Os últimos 20 anos de carreira do pintor paulistano Rodrigo Andrade foram marcados pela busca obsessiva de uma paisagem que, ancorada na história, se libertou das amarras da reprodução para abordar o gênero de forma inaudita, recorrendo não só à tradição pictórica, mas ao cinema e, especialmente, à fotografia. Ex-integrante do grupo Casa 7, cujo advento coincidiu com a revalorização da pintura nos anos 1980 e a emergência da onda neoexpressionista no mundo, Rodrigo Andrade, aos 60 anos, faz um balanço de sua vasta produção.
O número impressiona: algo em torno de 2 mil pinturas em 40 anos de carreira, 100 delas agora expostas em duas mostras simultâneas: uma na Galeria Almeida e Dale, com 80 telas das duas últimas décadas, e outra com duas dezenas de pinturas recentes, na Galeria Millan.
Ambas as exposições, abertas na semana passada, têm a paisagem como foco. O curador Lorenzo Mammì, que acompanha seu trabalho há décadas, organizou duas mostras que se complementam. Na Almeida & Dale estão as telas (de 2001 ao presente) do ponto de virada da carreira de Andrade, que reincorporou a linguagem figurativa e reintroduziu, segundo o curador, o espaço perspectivo ausente nos tempos da Casa 7 (um cruzamento híbrido do expressionismo abstrato americano com o informalismo europeu, de acordo com Mammì).
A Bienal de São Paulo de 2010 revelou para o público e os críticos um pintor que, deslumbrado com a fotografia, levou para a mostra uma série de paisagens noturnas. Não se tratava de simples apropriação de linguagem, mas de realizar na tela, “de maneira engenhosa”, segundo Mammì, o desejo de Gursky e Struth, entre outros fotógrafos, de fazer pintura com fotos – e a imagem fotográfica, com sua “planaridade e imaterialidade”, se prestou bem à reinvenção da paisagem por Rodrigo Andrade
Em frente a uma tela de um preto cerrado, que evoca uma paisagem noturna de Delft, na Galeria Almeida & Dale, Andrade diz que sua relação com a fotografia não é nem mais nem menos importante que seu apreço à história da pintura. A cena noturna em Delft (2012) pode remeter o observador ao embate entre luz e trevas de Vermeer, mas sinaliza também uma aproximação com o universo do cineasta húngaro Béla Tarr, especialmente Danação (1987) – o pintor aponta ainda outro filme do diretor que o marcou, As Harmonias de Werckmeister (2000).

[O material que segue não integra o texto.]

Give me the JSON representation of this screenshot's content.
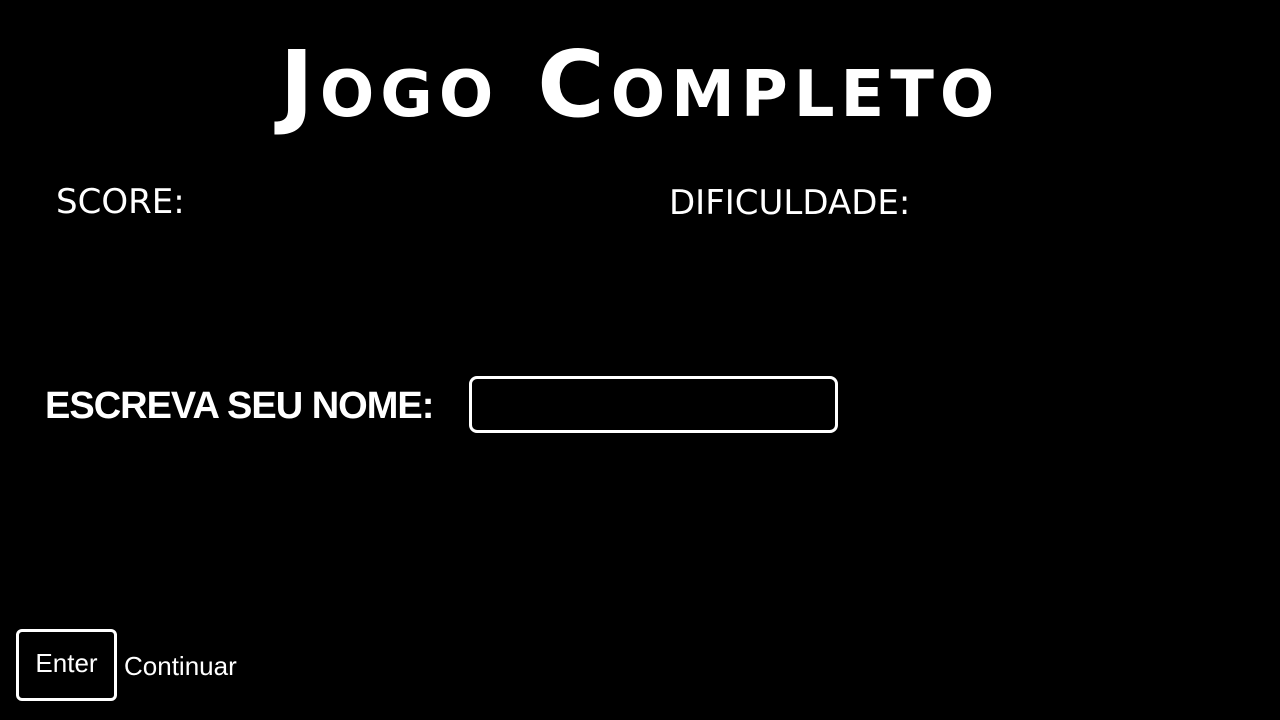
{
  "title": "Jogo Completo",
  "stats": {
    "score_label": "SCORE:",
    "difficulty_label": "DIFICULDADE:"
  },
  "name_entry": {
    "label": "ESCREVA SEU NOME:",
    "value": "",
    "placeholder": ""
  },
  "controls": {
    "enter_key_label": "Enter",
    "continue_label": "Continuar"
  },
  "colors": {
    "background": "#000000",
    "foreground": "#ffffff"
  }
}
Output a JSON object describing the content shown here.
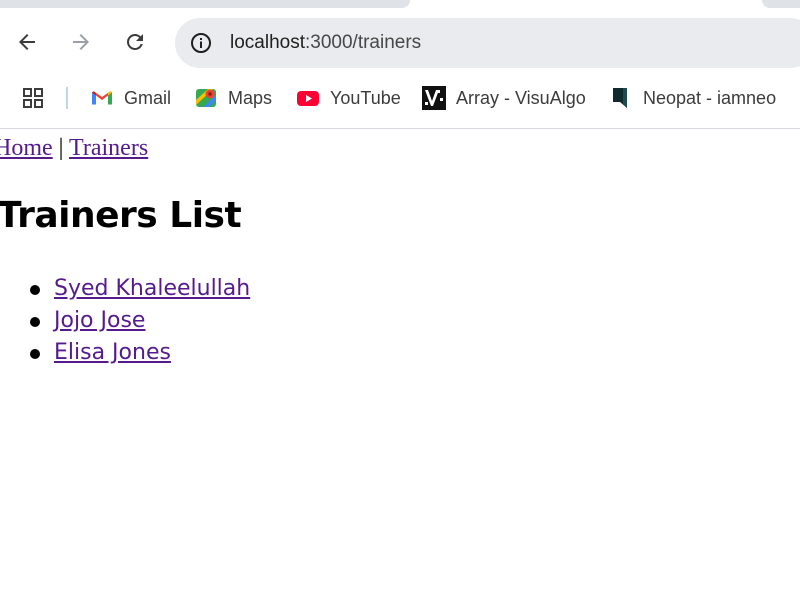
{
  "browser": {
    "url_host": "localhost",
    "url_path": ":3000/trainers",
    "bookmarks": [
      {
        "label": "Gmail",
        "icon": "gmail-icon"
      },
      {
        "label": "Maps",
        "icon": "maps-icon"
      },
      {
        "label": "YouTube",
        "icon": "youtube-icon"
      },
      {
        "label": "Array - VisuAlgo",
        "icon": "visualgo-icon"
      },
      {
        "label": "Neopat - iamneo",
        "icon": "neopat-icon"
      }
    ]
  },
  "page": {
    "nav": {
      "home": "Home",
      "separator": "|",
      "trainers": "Trainers"
    },
    "title": "Trainers List",
    "trainers": [
      "Syed Khaleelullah",
      "Jojo Jose",
      "Elisa Jones"
    ]
  },
  "colors": {
    "link_visited": "#551a8b",
    "omnibox_bg": "#e9ebee",
    "youtube_red": "#ff0033"
  }
}
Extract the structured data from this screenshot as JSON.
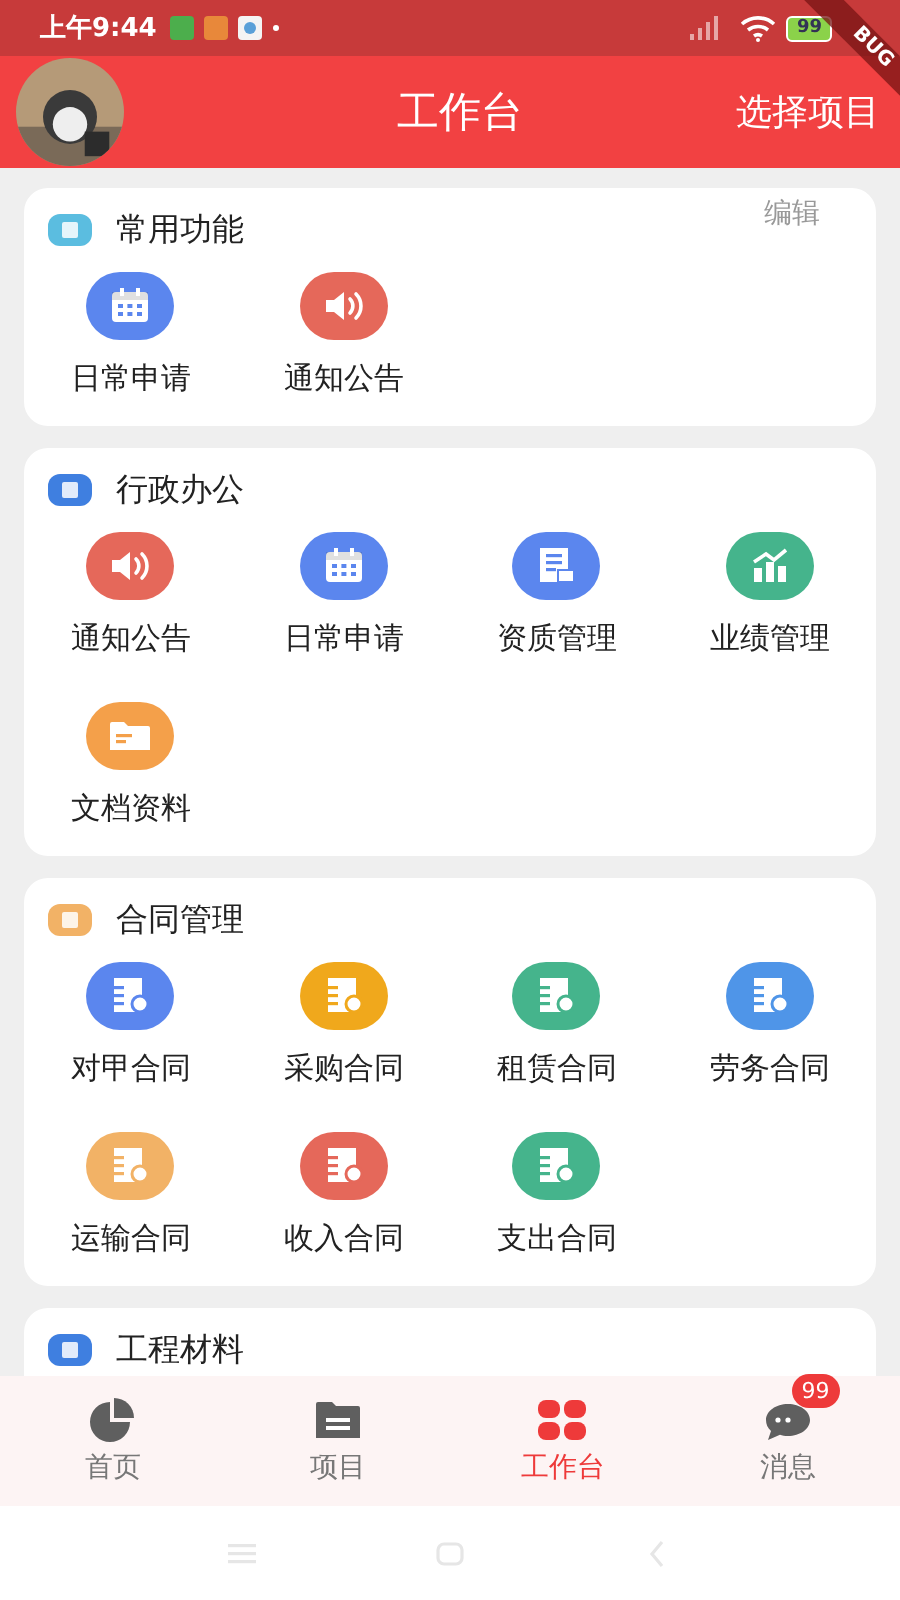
{
  "status_bar": {
    "time": "上午9:44",
    "battery": "99"
  },
  "debug_ribbon": "BUG",
  "header": {
    "title": "工作台",
    "action": "选择项目"
  },
  "sections": [
    {
      "title": "常用功能",
      "color": "#5bbde0",
      "edit": "编辑",
      "items": [
        {
          "label": "日常申请",
          "kind": "calendar",
          "color": "#5b86ee"
        },
        {
          "label": "通知公告",
          "kind": "speaker",
          "color": "#e5685a"
        }
      ]
    },
    {
      "title": "行政办公",
      "color": "#3f7fe0",
      "items": [
        {
          "label": "通知公告",
          "kind": "speaker",
          "color": "#e5685a"
        },
        {
          "label": "日常申请",
          "kind": "calendar",
          "color": "#5b86ee"
        },
        {
          "label": "资质管理",
          "kind": "certificate",
          "color": "#5b86ee"
        },
        {
          "label": "业绩管理",
          "kind": "chart",
          "color": "#45b48c"
        },
        {
          "label": "文档资料",
          "kind": "folder",
          "color": "#f4a04a"
        }
      ]
    },
    {
      "title": "合同管理",
      "color": "#f2b266",
      "items": [
        {
          "label": "对甲合同",
          "kind": "contract",
          "color": "#5b86ee"
        },
        {
          "label": "采购合同",
          "kind": "contract",
          "color": "#f0a81c"
        },
        {
          "label": "租赁合同",
          "kind": "contract",
          "color": "#45b48c"
        },
        {
          "label": "劳务合同",
          "kind": "contract",
          "color": "#4f95e8"
        },
        {
          "label": "运输合同",
          "kind": "contract",
          "color": "#f2b266"
        },
        {
          "label": "收入合同",
          "kind": "contract",
          "color": "#e5685a"
        },
        {
          "label": "支出合同",
          "kind": "contract",
          "color": "#45b48c"
        }
      ]
    },
    {
      "title": "工程材料",
      "color": "#3f7fe0"
    }
  ],
  "tabs": [
    {
      "label": "首页",
      "kind": "pie",
      "selected": false
    },
    {
      "label": "项目",
      "kind": "folder",
      "selected": false
    },
    {
      "label": "工作台",
      "kind": "grid",
      "selected": true
    },
    {
      "label": "消息",
      "kind": "chat",
      "selected": false,
      "badge": "99"
    }
  ]
}
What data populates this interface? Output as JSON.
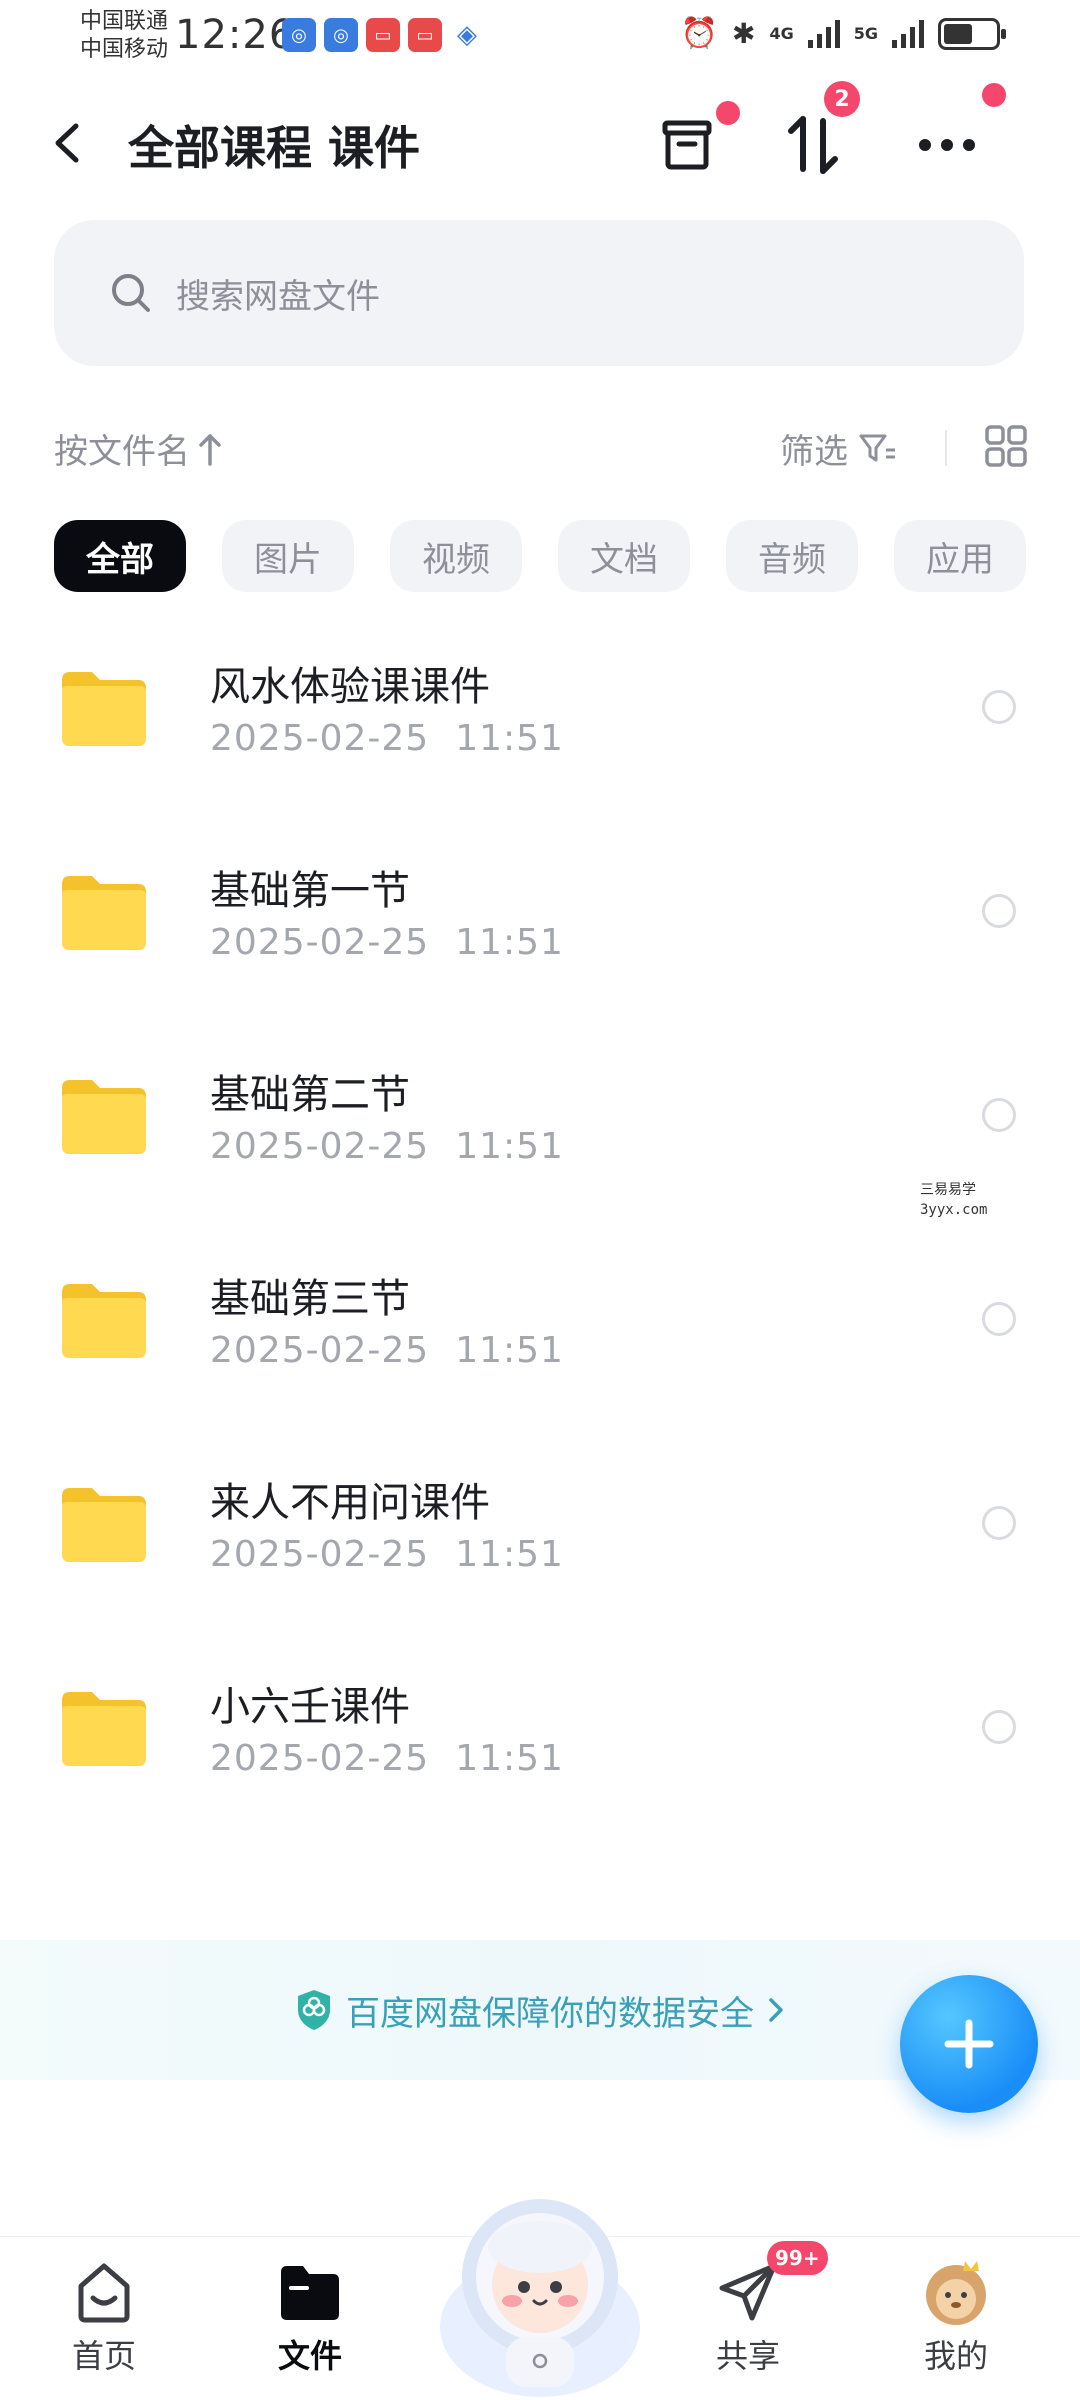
{
  "status_bar": {
    "carrier_1": "中国联通",
    "carrier_2": "中国移动",
    "time": "12:26",
    "network_1": "4G",
    "network_2": "5G",
    "battery_level": 0.55
  },
  "header": {
    "title": "全部课程 课件",
    "transfer_badge": "2"
  },
  "search": {
    "placeholder": "搜索网盘文件"
  },
  "toolbar": {
    "sort_label": "按文件名",
    "filter_label": "筛选"
  },
  "chips": [
    {
      "label": "全部",
      "active": true
    },
    {
      "label": "图片",
      "active": false
    },
    {
      "label": "视频",
      "active": false
    },
    {
      "label": "文档",
      "active": false
    },
    {
      "label": "音频",
      "active": false
    },
    {
      "label": "应用",
      "active": false
    }
  ],
  "files": [
    {
      "name": "风水体验课课件",
      "date": "2025-02-25",
      "time": "11:51"
    },
    {
      "name": "基础第一节",
      "date": "2025-02-25",
      "time": "11:51"
    },
    {
      "name": "基础第二节",
      "date": "2025-02-25",
      "time": "11:51"
    },
    {
      "name": "基础第三节",
      "date": "2025-02-25",
      "time": "11:51"
    },
    {
      "name": "来人不用问课件",
      "date": "2025-02-25",
      "time": "11:51"
    },
    {
      "name": "小六壬课件",
      "date": "2025-02-25",
      "time": "11:51"
    }
  ],
  "watermark": {
    "line1": "三易易学",
    "line2": "3yyx.com"
  },
  "banner": {
    "text": "百度网盘保障你的数据安全"
  },
  "bottom_nav": {
    "home": "首页",
    "files": "文件",
    "share": "共享",
    "share_badge": "99+",
    "mine": "我的"
  },
  "colors": {
    "accent": "#1a8ef7",
    "badge": "#f5466b",
    "folder": "#ffd54a",
    "banner_text": "#3aa0b8"
  }
}
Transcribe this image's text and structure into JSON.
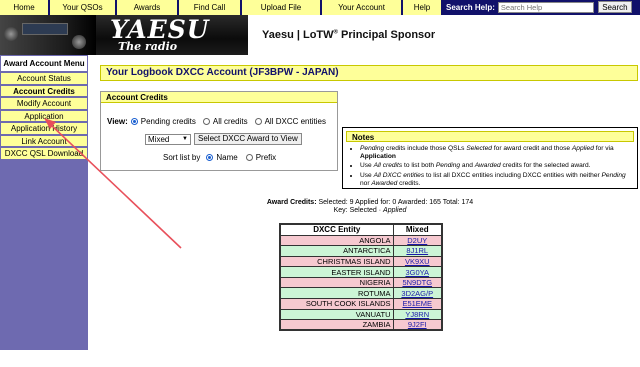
{
  "topnav": {
    "items": [
      "Home",
      "Your QSOs",
      "Awards",
      "Find Call",
      "Upload File",
      "Your Account",
      "Help"
    ],
    "search_label": "Search Help:",
    "search_placeholder": "Search Help",
    "search_button": "Search"
  },
  "banner": {
    "logo_text": "YAESU",
    "logo_sub": "The radio",
    "sponsor_prefix": "Yaesu | LoTW",
    "sponsor_reg": "®",
    "sponsor_suffix": " Principal Sponsor"
  },
  "sidebar": {
    "title": "Award Account Menu",
    "items": [
      "Account Status",
      "Account Credits",
      "Modify Account",
      "Application",
      "Application History",
      "Link Account",
      "DXCC QSL Download"
    ],
    "active": "Account Credits"
  },
  "main": {
    "title": "Your Logbook DXCC Account (JF3BPW - JAPAN)"
  },
  "credits": {
    "head": "Account Credits",
    "view_label": "View:",
    "view_options": [
      "Pending credits",
      "All credits",
      "All DXCC entities"
    ],
    "selected_view": "Pending credits",
    "award_select": "Mixed",
    "select_button": "Select DXCC Award to View",
    "sort_label": "Sort list by",
    "sort_options": [
      "Name",
      "Prefix"
    ],
    "selected_sort": "Name"
  },
  "notes": {
    "head": "Notes",
    "items": [
      [
        "",
        "Pending",
        " credits include those QSLs ",
        "Selected",
        " for award credit and those ",
        "Applied",
        " for via ",
        "Application",
        ""
      ],
      [
        "Use ",
        "All credits",
        " to list both ",
        "Pending",
        " and ",
        "Awarded",
        " credits for the selected award.",
        "",
        ""
      ],
      [
        "Use ",
        "All DXCC entities",
        " to list all DXCC entities including DXCC entities with neither ",
        "Pending",
        " nor ",
        "Awarded",
        " credits.",
        "",
        ""
      ]
    ]
  },
  "award_summary": {
    "label": "Award Credits:",
    "line1": "Selected: 9 Applied for: 0 Awarded: 165 Total: 174",
    "key_label": "Key:",
    "key_selected": "Selected",
    "key_sep": " · ",
    "key_applied": "Applied"
  },
  "table": {
    "headers": [
      "DXCC Entity",
      "Mixed"
    ],
    "rows": [
      {
        "entity": "ANGOLA",
        "call": "D2UY",
        "color": "#f6c9d0"
      },
      {
        "entity": "ANTARCTICA",
        "call": "8J1RL",
        "color": "#ccf5d6"
      },
      {
        "entity": "CHRISTMAS ISLAND",
        "call": "VK9XU",
        "color": "#f6c9d0"
      },
      {
        "entity": "EASTER ISLAND",
        "call": "3G0YA",
        "color": "#ccf5d6"
      },
      {
        "entity": "NIGERIA",
        "call": "5N9DTG",
        "color": "#f6c9d0"
      },
      {
        "entity": "ROTUMA",
        "call": "3D2AG/P",
        "color": "#ccf5d6"
      },
      {
        "entity": "SOUTH COOK ISLANDS",
        "call": "E51EME",
        "color": "#f6c9d0"
      },
      {
        "entity": "VANUATU",
        "call": "YJ8RN",
        "color": "#ccf5d6"
      },
      {
        "entity": "ZAMBIA",
        "call": "9J2FI",
        "color": "#f6c9d0"
      }
    ]
  },
  "colors": {
    "nav_bg": "#11116a",
    "nav_item": "#feff99",
    "sidebar_bg": "#6e6ab0",
    "arrow": "#e8505b"
  }
}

De todo modo, Andrade esclarece que não é um citacionista. “Faço versões contemporâneas de pintores como Cranach e Corot e outros, da mesma forma que Picasso fez releituras de Le Déjeuner Sur l’Herbe de Manet”, resume, enquanto caminha na última sala da Almeida & Dale, repleta de recriações de telas conhecidas (entre elas Caçadores no Inverno de Bruegel, um bosque do francês Courbet e um pântano do holandês Ruisdael).
O que primeiro chama a atenção do espectador é que esse espaço não é bidimensional nem sugere uma tridimensionalidade ilusionista: os objetos, como observa o curador, “adquirem um estatuto ambíguo”. Ou seja, são as duas coisas, por força da espessura da tinta e do uso da técnica do estêncil, que também se nota nas paisagens recentes expostas na Galeria Millan.
“A profundidade sempre me encantou, esse desejo de criar um espaço que é propositalmente indefinido e me levou tanto a abordar a paisagem urbana como a rural.” No último caso, destacam-se as telas que retratam o Morro da Garça, em Minas, onde morava sua mãe – local que ficou conhecido por causa de Guimarães Rosa. Várias telas feitas nos últimos dois anos (2020 e 2021) foram produzidas lá, mas as pinturas em “plein air” muitas vezes sofrem transformações, pois Andrade tem o hábito de reconstituir paisagens ao ar livre em estúdio – e há exemplos dessa recriação nas telas recentes exibidas na Galeria Millan.
“É o desejo de um pensamento pictórico problematizado, que não se contenta com o desejo de pintar o que se vê”, justifica o pintor. “Trata-se de experiência, não apenas de percepção, como assinala Lorenzo”, diz ele. E uma pintura que retrata um cemitério, na Almeida & Dale, traduz esse sentimento conflitante de usar a paisagem como tradução dessa experiência crepuscular. “Minha pintura está ligada com o mundo dos mortos, de Cézanne a Matisse, de Corot a Iberê”, conclui.